For many years I have carried around a suitcase talk entitled “Engineering Complexity”. The gist of it is that the systems we create have a tendency to become more complex over time for a variety of good reasons. One of the main reasons is that most engineers are motivated by design as a creative process but taught engineering as a problem solving process. We become engineers more because we want to make new things than because we want to make existing things better.

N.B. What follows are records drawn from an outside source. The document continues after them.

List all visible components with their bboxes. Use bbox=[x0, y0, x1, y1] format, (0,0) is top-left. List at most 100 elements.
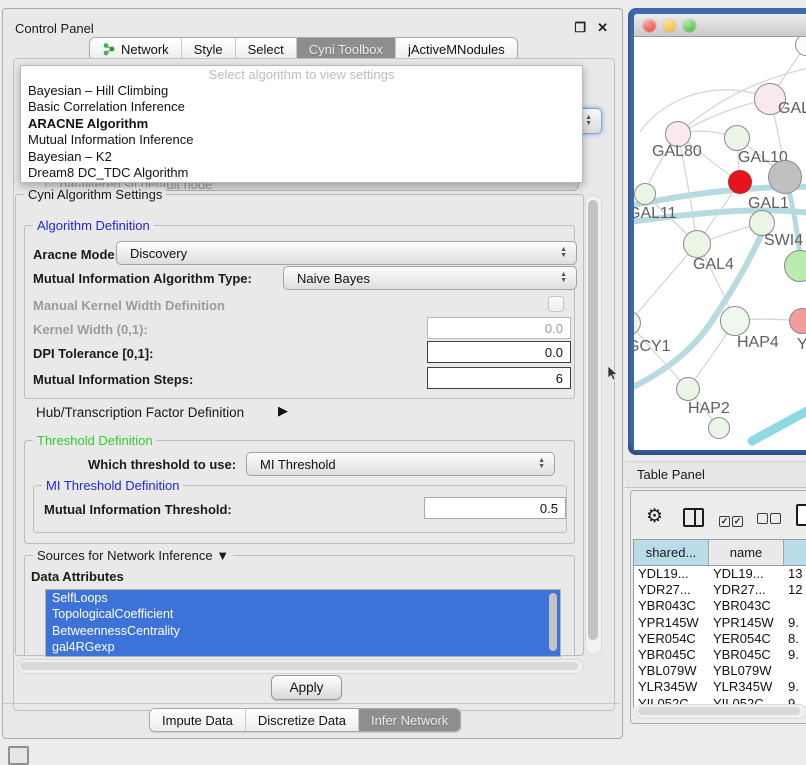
popup-item[interactable]: Mutual Information Inference bbox=[21, 132, 582, 148]
manual-kernel-checkbox[interactable] bbox=[548, 296, 564, 312]
node-label: GAL4 bbox=[693, 256, 734, 274]
settings-scrollbar-track[interactable] bbox=[585, 195, 602, 655]
data-attributes-list: SelfLoops TopologicalCoefficient Between… bbox=[45, 589, 561, 657]
settings-hscrollbar-track[interactable] bbox=[17, 659, 584, 674]
list-item[interactable]: BetweennessCentrality bbox=[46, 623, 560, 639]
table-row[interactable]: YBR043CYBR043C bbox=[634, 598, 806, 614]
threshold-definition-title: Threshold Definition bbox=[33, 433, 157, 448]
popup-item[interactable]: Dream8 DC_TDC Algorithm bbox=[21, 165, 582, 181]
stepper-icon: ▲▼ bbox=[560, 267, 567, 289]
mi-threshold-field[interactable]: 0.5 bbox=[424, 497, 566, 519]
table-hscrollbar-thumb[interactable] bbox=[638, 707, 800, 715]
list-scrollbar[interactable] bbox=[549, 593, 557, 651]
mi-threshold-title: MI Threshold Definition bbox=[42, 478, 183, 493]
node-label: Y bbox=[797, 336, 806, 354]
table-row[interactable]: YLR345WYLR345W9. bbox=[634, 679, 806, 695]
tab-discretize-data[interactable]: Discretize Data bbox=[246, 709, 359, 731]
network-canvas[interactable]: GAL GAL80 GAL10 GAL1 GAL11 SWI4 GAL4 GCY… bbox=[634, 37, 806, 450]
network-node[interactable] bbox=[676, 377, 700, 401]
tab-infer-network[interactable]: Infer Network bbox=[359, 709, 460, 731]
settings-hscrollbar-thumb[interactable] bbox=[20, 662, 578, 670]
network-node[interactable] bbox=[720, 306, 750, 336]
node-label: GAL1 bbox=[748, 195, 789, 213]
network-node[interactable] bbox=[724, 125, 750, 151]
network-node[interactable] bbox=[708, 417, 730, 439]
table-hscrollbar-track[interactable] bbox=[635, 704, 806, 719]
apply-button[interactable]: Apply bbox=[271, 675, 342, 700]
manual-kernel-label: Manual Kernel Width Definition bbox=[33, 298, 225, 313]
dpi-tolerance-field[interactable]: 0.0 bbox=[427, 341, 571, 363]
tab-cyni-toolbox[interactable]: Cyni Toolbox bbox=[297, 38, 396, 60]
control-panel-window: Control Panel ❐ ✕ Network Style Select C… bbox=[2, 8, 623, 739]
gear-icon[interactable]: ⚙ bbox=[646, 505, 663, 528]
list-item[interactable]: SelfLoops bbox=[46, 590, 560, 606]
network-window-titlebar[interactable] bbox=[634, 14, 806, 37]
close-window-icon[interactable]: ✕ bbox=[597, 20, 608, 36]
kernel-width-field[interactable]: 0.0 bbox=[427, 317, 571, 339]
algorithm-definition-group: Algorithm Definition Aracne Mode: Discov… bbox=[24, 225, 575, 399]
tab-style[interactable]: Style bbox=[182, 38, 236, 60]
network-icon bbox=[102, 42, 116, 56]
select-all-checkboxes-icon[interactable]: ✓✓ bbox=[719, 511, 745, 529]
mouse-cursor bbox=[607, 366, 618, 381]
stepper-icon: ▲▼ bbox=[538, 453, 545, 475]
collapse-panel-button[interactable] bbox=[8, 746, 29, 765]
minimize-traffic-light-icon[interactable] bbox=[663, 19, 676, 32]
popup-item[interactable]: Bayesian – K2 bbox=[21, 149, 582, 165]
deselect-all-checkboxes-icon[interactable] bbox=[757, 511, 783, 529]
network-node[interactable] bbox=[634, 183, 656, 205]
network-node-selected[interactable] bbox=[728, 170, 752, 194]
zoom-traffic-light-icon[interactable] bbox=[683, 19, 696, 32]
kernel-width-label: Kernel Width (0,1): bbox=[33, 322, 148, 337]
settings-scrollbar-thumb[interactable] bbox=[588, 200, 598, 640]
tab-select[interactable]: Select bbox=[236, 38, 297, 60]
node-table: shared... name YDL19...YDL19...13 YDR27.… bbox=[633, 539, 806, 708]
table-header-row: shared... name bbox=[634, 540, 806, 566]
table-row[interactable]: YDR27...YDR27...12 bbox=[634, 582, 806, 598]
node-label: GAL80 bbox=[652, 143, 702, 161]
table-row[interactable]: YDL19...YDL19...13 bbox=[634, 566, 806, 582]
network-node[interactable] bbox=[683, 230, 711, 258]
tab-impute-data[interactable]: Impute Data bbox=[150, 709, 246, 731]
node-label: SWI4 bbox=[764, 232, 803, 250]
node-label: HAP2 bbox=[688, 400, 730, 418]
table-row[interactable]: YBL079WYBL079W bbox=[634, 663, 806, 679]
float-window-icon[interactable]: ❐ bbox=[574, 20, 586, 36]
table-row[interactable]: YPR145WYPR145W9. bbox=[634, 615, 806, 631]
aracne-mode-label: Aracne Mode: bbox=[33, 247, 119, 262]
columns-icon[interactable] bbox=[683, 508, 704, 527]
popup-item[interactable]: Basic Correlation Inference bbox=[21, 99, 582, 115]
node-label: HAP4 bbox=[737, 334, 779, 352]
close-traffic-light-icon[interactable] bbox=[643, 19, 656, 32]
expand-arrow-icon[interactable]: ▶ bbox=[278, 403, 288, 419]
list-item[interactable]: TopologicalCoefficient bbox=[46, 606, 560, 622]
node-label: GCY1 bbox=[634, 338, 671, 356]
mi-type-combo[interactable]: Naive Bayes ▲▼ bbox=[283, 266, 577, 290]
column-header-shared-name[interactable]: shared... bbox=[634, 540, 709, 565]
bottom-tabbar: Impute Data Discretize Data Infer Networ… bbox=[149, 708, 461, 732]
new-table-icon[interactable] bbox=[796, 504, 806, 526]
which-threshold-combo[interactable]: MI Threshold ▲▼ bbox=[246, 452, 555, 476]
network-node[interactable] bbox=[768, 160, 802, 194]
popup-placeholder: Select algorithm to view settings bbox=[21, 66, 582, 83]
mi-type-label: Mutual Information Algorithm Type: bbox=[33, 271, 252, 286]
aracne-mode-combo[interactable]: Discovery ▲▼ bbox=[116, 241, 577, 265]
list-item[interactable]: gal4RGexp bbox=[46, 639, 560, 655]
table-row[interactable]: YBR045CYBR045C9. bbox=[634, 647, 806, 663]
collapse-arrow-icon[interactable]: ▼ bbox=[216, 548, 229, 563]
settings-group-title: Cyni Algorithm Settings bbox=[24, 187, 166, 202]
table-panel-window: ⚙ ✓✓ shared... name YDL19...YDL19...13 Y… bbox=[630, 490, 806, 724]
tab-network[interactable]: Network bbox=[90, 38, 182, 60]
popup-item-selected[interactable]: ARACNE Algorithm bbox=[21, 116, 582, 132]
tab-jactivemnodules[interactable]: jActiveMNodules bbox=[396, 38, 517, 60]
mi-threshold-label: Mutual Information Threshold: bbox=[44, 502, 232, 517]
popup-item[interactable]: Bayesian – Hill Climbing bbox=[21, 83, 582, 99]
which-threshold-label: Which threshold to use: bbox=[88, 457, 236, 472]
table-row[interactable]: YER054CYER054C8. bbox=[634, 631, 806, 647]
control-panel-title: Control Panel bbox=[15, 21, 94, 36]
mi-steps-field[interactable]: 6 bbox=[427, 367, 571, 389]
threshold-definition-group: Threshold Definition Which threshold to … bbox=[24, 440, 575, 544]
column-header-name[interactable]: name bbox=[709, 540, 784, 565]
column-header-partial[interactable] bbox=[784, 540, 806, 565]
cyni-algorithm-settings-group: Cyni Algorithm Settings Algorithm Defini… bbox=[15, 194, 584, 656]
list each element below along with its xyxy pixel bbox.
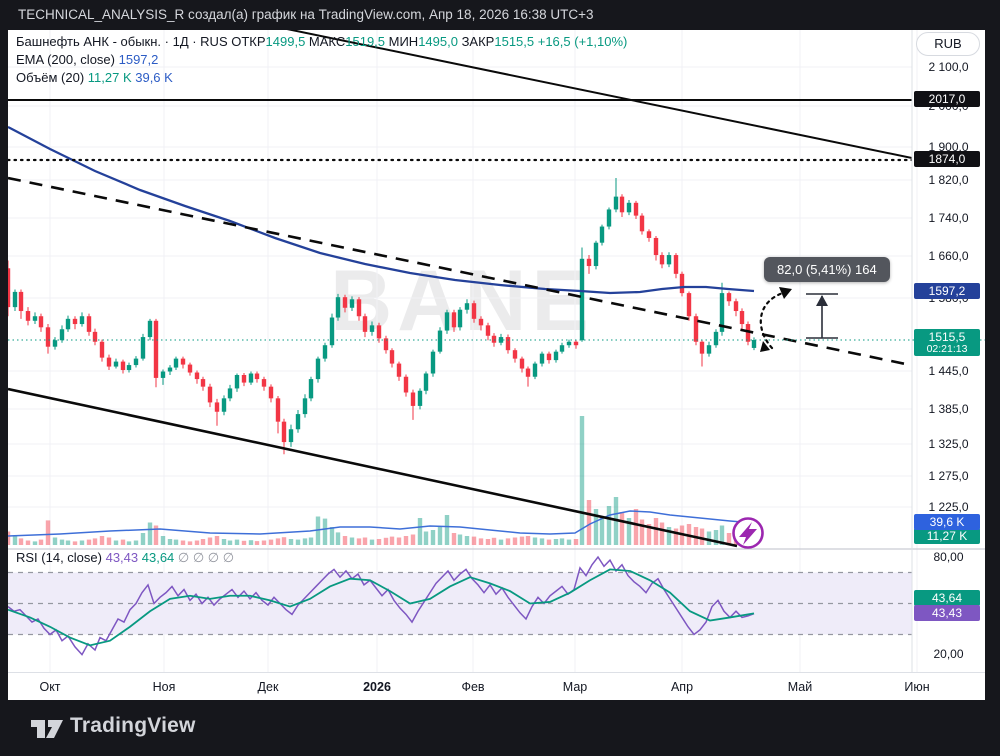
price-tick: 1 445,0 [928, 364, 969, 378]
symbol-watermark: BANE [330, 253, 594, 349]
volume-legend-part: 11,27 K [87, 70, 132, 85]
volume-legend-row[interactable]: Объём (20) 11,27 K 39,6 K [16, 69, 627, 87]
symbol-legend-row[interactable]: Башнефть АНК - обыкн. · 1Д · RUS ОТКР149… [16, 33, 627, 51]
time-tick-Фев: Фев [461, 680, 485, 694]
ema-legend-part: EMA (200, close) [16, 52, 119, 67]
price-range-tool[interactable] [806, 293, 838, 339]
price-chart-canvas[interactable]: BANE [8, 30, 985, 700]
brand-name[interactable]: TradingView [70, 714, 196, 738]
price-tick: 1 740,0 [928, 211, 969, 225]
symbol-legend-part: 1515,5 [494, 34, 535, 49]
time-tick-Окт: Окт [39, 680, 61, 694]
tradingview-logo-icon[interactable] [30, 715, 64, 743]
svg-text:BANE: BANE [330, 253, 594, 349]
symbol-legend-part: +16,5 (+1,10%) [534, 34, 628, 49]
price-tick: 20,00 [933, 647, 964, 661]
level-2017-label: 2017,0 [914, 90, 980, 107]
price-tick: 1 325,0 [928, 437, 969, 451]
level-1874-label: 1874,0 [914, 150, 980, 167]
last-price-label: 1515,5 02:21:13 [914, 329, 980, 356]
price-tick: 80,00 [933, 550, 964, 564]
footer-bar: TradingView [0, 700, 1000, 756]
price-tick: 2 100,0 [928, 60, 969, 74]
volume-legend-part: Объём (20) [16, 70, 88, 85]
rsi-legend-part: ∅ ∅ ∅ ∅ [174, 550, 235, 565]
rsi-legend-part: 43,43 [105, 550, 139, 565]
time-tick-Май: Май [787, 680, 813, 694]
rsi-ma-label: 43,64 [914, 589, 980, 606]
time-tick-2026: 2026 [363, 680, 391, 694]
support-trendline [8, 387, 738, 548]
time-tick-Июн: Июн [904, 680, 930, 694]
attribution-text: TECHNICAL_ANALYSIS_R создал(а) график на… [18, 7, 594, 22]
price-tick: 1 225,0 [928, 500, 969, 514]
volume-value-label: 11,27 K [914, 527, 980, 544]
volume-legend-part: 39,6 K [131, 70, 173, 85]
ema-legend-part: 1597,2 [118, 52, 159, 67]
ema-value-label: 1597,2 [914, 282, 980, 299]
snapshot-frame: TECHNICAL_ANALYSIS_R создал(а) график на… [0, 0, 1000, 756]
price-tick: 1 385,0 [928, 402, 969, 416]
symbol-legend-part: ЗАКР [457, 34, 495, 49]
volume-ma-label: 39,6 K [914, 513, 980, 530]
symbol-legend-part: 1495,0 [418, 34, 458, 49]
flash-event-icon[interactable] [732, 517, 764, 549]
measure-tooltip: 82,0 (5,41%) 164 [764, 257, 890, 282]
price-tick: 1 660,0 [928, 249, 969, 263]
price-tick: 1 820,0 [928, 173, 969, 187]
rsi-legend-row[interactable]: RSI (14, close) 43,43 43,64 ∅ ∅ ∅ ∅ [16, 550, 234, 566]
time-tick-Дек: Дек [257, 680, 279, 694]
legend-block: Башнефть АНК - обыкн. · 1Д · RUS ОТКР149… [16, 33, 627, 87]
measure-tooltip-text: 82,0 (5,41%) 164 [777, 262, 877, 277]
price-tick: 1 275,0 [928, 469, 969, 483]
time-axis[interactable]: Окт Ноя Дек 2026 Фев Мар Апр Май Июн [8, 672, 985, 700]
price-axis[interactable]: 2 100,02 000,01 900,01 820,01 740,01 660… [912, 30, 985, 672]
ema-legend-row[interactable]: EMA (200, close) 1597,2 [16, 51, 627, 69]
rsi-legend-part: 43,64 [138, 550, 175, 565]
symbol-legend-part: 1499,5 [265, 34, 306, 49]
symbol-legend-part: МИН [385, 34, 419, 49]
time-tick-Ноя: Ноя [152, 680, 176, 694]
time-tick-Мар: Мар [562, 680, 588, 694]
rsi-value-label: 43,43 [914, 604, 980, 621]
symbol-legend-part: Башнефть АНК - обыкн. · 1Д · RUS [16, 34, 228, 49]
attribution-header: TECHNICAL_ANALYSIS_R создал(а) график на… [18, 7, 988, 27]
time-tick-Апр: Апр [670, 680, 694, 694]
symbol-legend-part: ОТКР [227, 34, 266, 49]
symbol-legend-part: 1519,5 [345, 34, 386, 49]
dotted-curved-arrow[interactable] [759, 287, 792, 352]
rsi-legend-part: RSI (14, close) [16, 550, 106, 565]
symbol-legend-part: МАКС [305, 34, 346, 49]
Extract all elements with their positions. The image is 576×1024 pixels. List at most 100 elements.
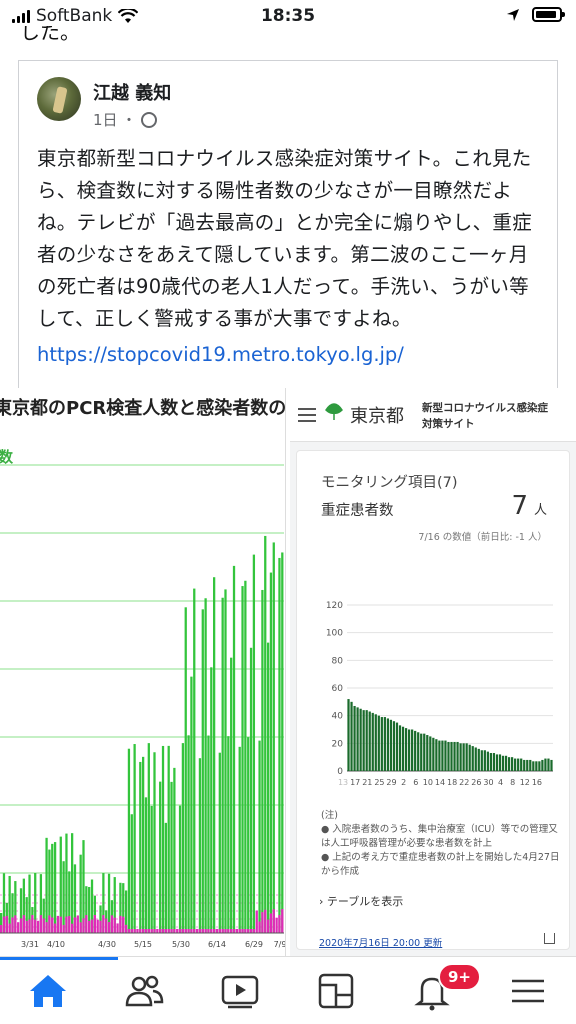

The effect of this mentality on engineering is profound. Imagine a freshly graduated engineer in training (EIT) who is instructed to solve a problem with a system that is widely used. Chances are the solution will be an addition to the system that has gone through a rigorous requirements analysis, design development, production, verification, and validation process before being evaluated by a select group of users and ultimately released to the general public. This is a standard procedure because (1) that’s how it’s taught in engineering school, (2) it’s always been done that way, and (3) EITs cannot imagine saying “the problem with the system X is you need to remove component Y”.

The result of this is that nearly all engineered systems become more complex over time. We add new components to existing systems to meet new needs not anticipated when the original systems were created. As more components are added, the opportunities for unexpected and undesirable behaviors grow and systems become increasingly unwieldy and unpredictable. Eventually systems start to exhibit emergent behavior that runs counter to the original design, they become brittle, and suddenly a seemingly unrelated innocuous event causes them to fail spectacularly. Then we retire them and start over, usually at great expense.

This hardly seems like an optimal approach. But it is the inevitable outcome from an engineering philosophy and methodology that cannot back up, undo previous design decisions, and remove components from existing systems without causing them to fail. Engineering is a one-way process.

You can see this all play out in the approach that Twitter is taking to fixing their recommendation algorithm. They’d like to fix the existing algorithm. But it was complexified to the point that it’s no longer clear what it actually does or how it works. Adding more elements to it isn’t going to make it better and nobody knows how to identify what should be removed or replaced. So Twitter’s only option is to start over.

If only they offered a course in engineering simplification.